A re-examination of the relationship between abuse experience and functional bowel disorders Scandinavian Journal of Gastroenterology 2002
This study examined 53 patients with idiopathic constipation (ie: long-term constipation with no identifiable cause), 50 IBS patients, 51 Crohn's disease patients and 53 healthy control subjects. The researchers asked patients to fill in a questionnaire about their previous abuse experiences, plus further questionnaires focusing on psychological problems, and patients were also interviewed.
No significant differences were found between the four groups.
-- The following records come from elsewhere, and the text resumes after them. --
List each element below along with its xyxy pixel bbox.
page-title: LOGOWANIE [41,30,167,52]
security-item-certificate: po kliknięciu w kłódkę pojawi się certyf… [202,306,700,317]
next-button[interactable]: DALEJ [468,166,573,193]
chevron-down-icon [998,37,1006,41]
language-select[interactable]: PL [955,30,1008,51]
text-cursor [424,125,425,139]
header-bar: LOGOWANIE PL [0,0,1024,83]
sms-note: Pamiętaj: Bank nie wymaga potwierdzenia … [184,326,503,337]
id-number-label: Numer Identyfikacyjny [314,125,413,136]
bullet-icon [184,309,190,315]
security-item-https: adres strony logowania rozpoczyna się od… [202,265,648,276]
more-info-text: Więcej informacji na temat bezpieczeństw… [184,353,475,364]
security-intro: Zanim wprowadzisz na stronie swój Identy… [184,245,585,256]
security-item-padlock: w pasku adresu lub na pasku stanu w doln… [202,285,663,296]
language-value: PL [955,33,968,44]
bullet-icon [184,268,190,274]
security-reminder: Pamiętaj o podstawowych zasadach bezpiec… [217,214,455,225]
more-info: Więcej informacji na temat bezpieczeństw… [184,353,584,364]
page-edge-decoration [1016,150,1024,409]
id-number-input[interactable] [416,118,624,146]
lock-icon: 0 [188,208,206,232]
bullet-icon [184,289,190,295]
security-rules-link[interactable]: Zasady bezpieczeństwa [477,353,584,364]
It was found that patients who reported past abuse demonstrated higher levels of current psychological problems, but this could not be correlated to the type of bowel disorder they suffered from.
Conclusion: 'These results challenge the current assumption that past abuse experiences may be significant in the later presentation of functional bowel disorders, but suggest that previous abuse experience might be related to a general level of psychopathology.' Pubmed article: Hobbis IC, Turpin G, Read NW
The last word
And the final argument goes like this - if IBS is a psychological problem, why don't psychological treatments work? Maybe it seems like I am spending a lot of time and effort arguing against a psychological basis for IBS, but to be honest I don't really care whether IBS is psychological or physical or caused by little purple men from the planet Zooblon - as long as the theory of what causes IBS can give us a decent corresponding treatment. And the psychological theory just doesn't result in any effective treatment.
Treatments such as psychotherapy have shown to be about as effective as anti-spasmodic drugs or fiber supplements - that is, somewhat effective in some patients, but nowhere near effective enough to be a decent form of treatment for most sufferers. If treatments such as psychotherapy or counseling had shown significant benefits for IBS sufferers then there wouldn't be thousands of sufferers who got told to go home and try not to think about their bowels - they would have been referred for psychological treatment instead, and IBS wouldn't be a leading reason for absenteeism.